The “free” part is simply generating a list of possibilities. The “will” part, the bit that is doing the choosing from the list, is still a computational process. Non-deterministic choice making could not have evolved.
Invoking the first stage serves only to salve an intuitive dislike of the idea that we are bound to the same processes of cause-and-effect that govern the rest of nature. People consider this to be beneath human dignity. But human intuition is unreliable, and a mechanism invoked purely to salve human dignity is unlikely to be how things actually are. If you think that a dice-throwing component is needed to generate options that could not otherwise be available, then you’re likely underestimating the degree to which the world is so complex that a deterministic neural network would already produce ample behavioural flexibility.
In short, I suggest that appealing to quantum indeterminacy in any discussion of free will is a red herring that has intuitive appeal but that cannot be made into a coherent account of a will that is uncaused. We should, instead, accept that there is nothing wrong with our wills being caused.
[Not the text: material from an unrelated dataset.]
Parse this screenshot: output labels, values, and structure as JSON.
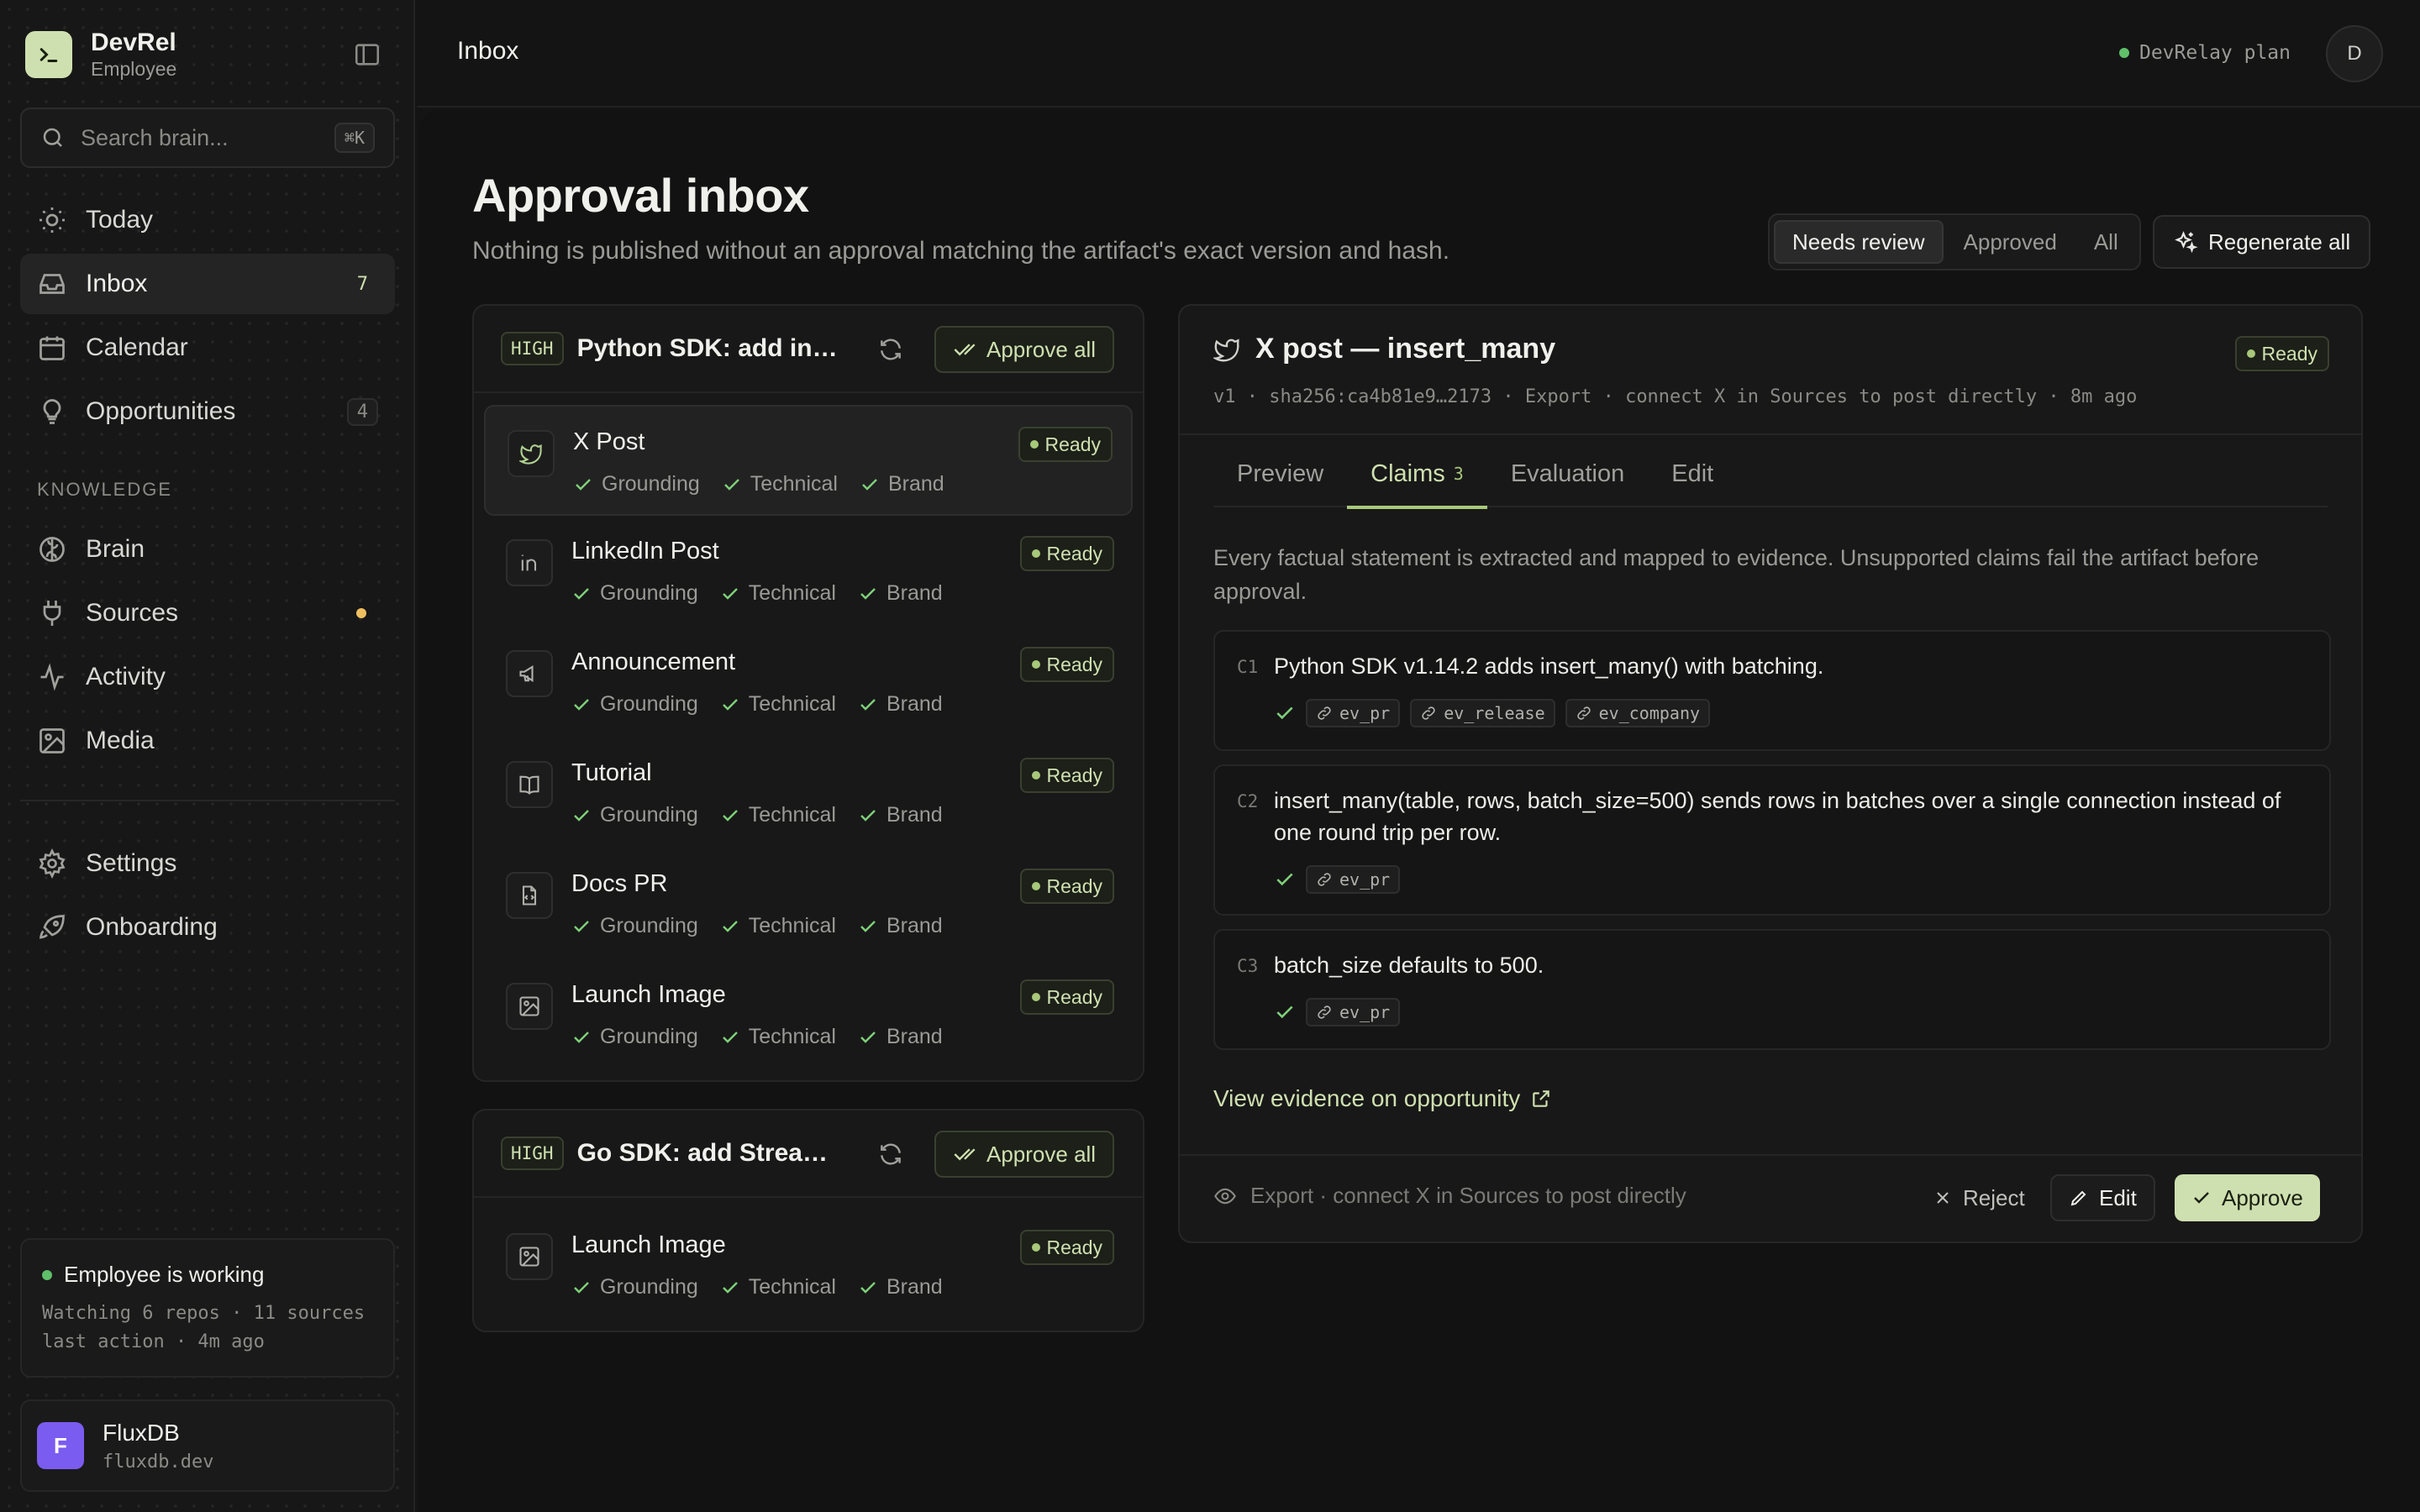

But it seems that Brembs is motivated by a dislike of the idea that we are at the end of a causal chain:
I hope to at least start a thought process that abandoning the metaphysical concept of free will does not automatically entail that we are slaves of our genes and our environment, forced to always choose the same option when faced with the same situation.
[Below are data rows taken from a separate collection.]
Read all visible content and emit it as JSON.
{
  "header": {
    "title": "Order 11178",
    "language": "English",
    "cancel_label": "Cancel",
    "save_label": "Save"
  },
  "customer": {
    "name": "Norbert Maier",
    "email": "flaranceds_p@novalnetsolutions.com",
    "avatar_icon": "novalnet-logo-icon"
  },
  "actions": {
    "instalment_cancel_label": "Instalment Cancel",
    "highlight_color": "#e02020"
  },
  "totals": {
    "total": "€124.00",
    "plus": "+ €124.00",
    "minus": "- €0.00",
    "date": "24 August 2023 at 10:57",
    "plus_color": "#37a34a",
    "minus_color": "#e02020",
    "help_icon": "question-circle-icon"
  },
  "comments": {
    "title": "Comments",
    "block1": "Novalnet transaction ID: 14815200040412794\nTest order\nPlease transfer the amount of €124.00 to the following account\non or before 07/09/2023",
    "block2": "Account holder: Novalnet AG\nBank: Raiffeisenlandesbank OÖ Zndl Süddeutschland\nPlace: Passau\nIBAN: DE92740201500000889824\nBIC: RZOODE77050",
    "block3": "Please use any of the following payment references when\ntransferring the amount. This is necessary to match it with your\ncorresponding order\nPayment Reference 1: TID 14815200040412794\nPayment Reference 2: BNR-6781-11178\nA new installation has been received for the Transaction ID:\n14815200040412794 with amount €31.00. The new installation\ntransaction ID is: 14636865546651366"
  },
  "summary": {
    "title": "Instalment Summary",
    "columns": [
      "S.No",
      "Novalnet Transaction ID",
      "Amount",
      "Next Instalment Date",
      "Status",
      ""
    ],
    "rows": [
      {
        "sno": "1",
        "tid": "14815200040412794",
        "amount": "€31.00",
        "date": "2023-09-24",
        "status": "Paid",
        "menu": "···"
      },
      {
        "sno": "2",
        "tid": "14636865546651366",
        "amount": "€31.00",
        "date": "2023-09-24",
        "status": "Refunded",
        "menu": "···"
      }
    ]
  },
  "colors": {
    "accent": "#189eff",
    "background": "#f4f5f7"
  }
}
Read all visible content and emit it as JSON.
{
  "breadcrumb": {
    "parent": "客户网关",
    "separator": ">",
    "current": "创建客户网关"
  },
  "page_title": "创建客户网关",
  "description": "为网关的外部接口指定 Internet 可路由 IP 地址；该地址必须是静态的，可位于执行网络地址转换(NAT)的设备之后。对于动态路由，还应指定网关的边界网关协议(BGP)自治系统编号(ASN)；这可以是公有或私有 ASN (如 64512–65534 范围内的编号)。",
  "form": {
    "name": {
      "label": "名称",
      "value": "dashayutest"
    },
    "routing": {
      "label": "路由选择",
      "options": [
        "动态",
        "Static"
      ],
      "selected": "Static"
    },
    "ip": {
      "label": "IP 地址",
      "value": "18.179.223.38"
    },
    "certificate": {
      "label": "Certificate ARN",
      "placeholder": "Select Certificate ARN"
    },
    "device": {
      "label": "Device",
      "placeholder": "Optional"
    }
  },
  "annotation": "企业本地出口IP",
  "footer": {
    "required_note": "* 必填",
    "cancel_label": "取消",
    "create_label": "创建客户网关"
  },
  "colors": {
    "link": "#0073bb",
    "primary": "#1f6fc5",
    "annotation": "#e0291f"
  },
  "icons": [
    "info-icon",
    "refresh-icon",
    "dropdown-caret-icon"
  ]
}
So what would be the problem if that were indeed the case?
In fact, I am confident I have argued successfully that we would not exist if our brains were not able to make a different choice even in the face of identical circumstances and history.
I don’t agree that the argument has been successfully made. And, anyhow, in practice, “identical circumstances and history” never recur. Walk around outside and look around you. The local environment that you are looking at is made up of something like 1032 individual atoms. That is so many that, if you were to point to them individually at a rate of one every second, it would take you 100,000,000,000,000 times the age of universe before you’d finished. The idea of “identical circumstances”, with every one of those atoms being in the same place and behaving the same way, is a valid philosophical thought experiment but is not of practical significance. The world already contains enough complexity and variation that there is no need to invoke quantum indeterminacy in order for a cheetah to be unable to predict the darting of a gazelle (if the cheetah counted neurons in the gazelle’s brain at a rate of one a second it would take it a mere 3000 years).
It makes no practical difference at all whether a different decision arises because of a quantum dice throw, or because the circumstances were slightly different. I don’t see why the former is preferable, or has more “moral” salience, or is more in accord with our human dignity (not that that actually matters; since the universe is not obliged to accord with our preferences).
Our Earth is not at the centre of the universe. The universe as a whole does not have a purpose. It was not created for us, we are just one product of an evolutionary process. And, being a product of the universe, we are material beings produced by and governed by the same laws of cause and effect that describe everything else.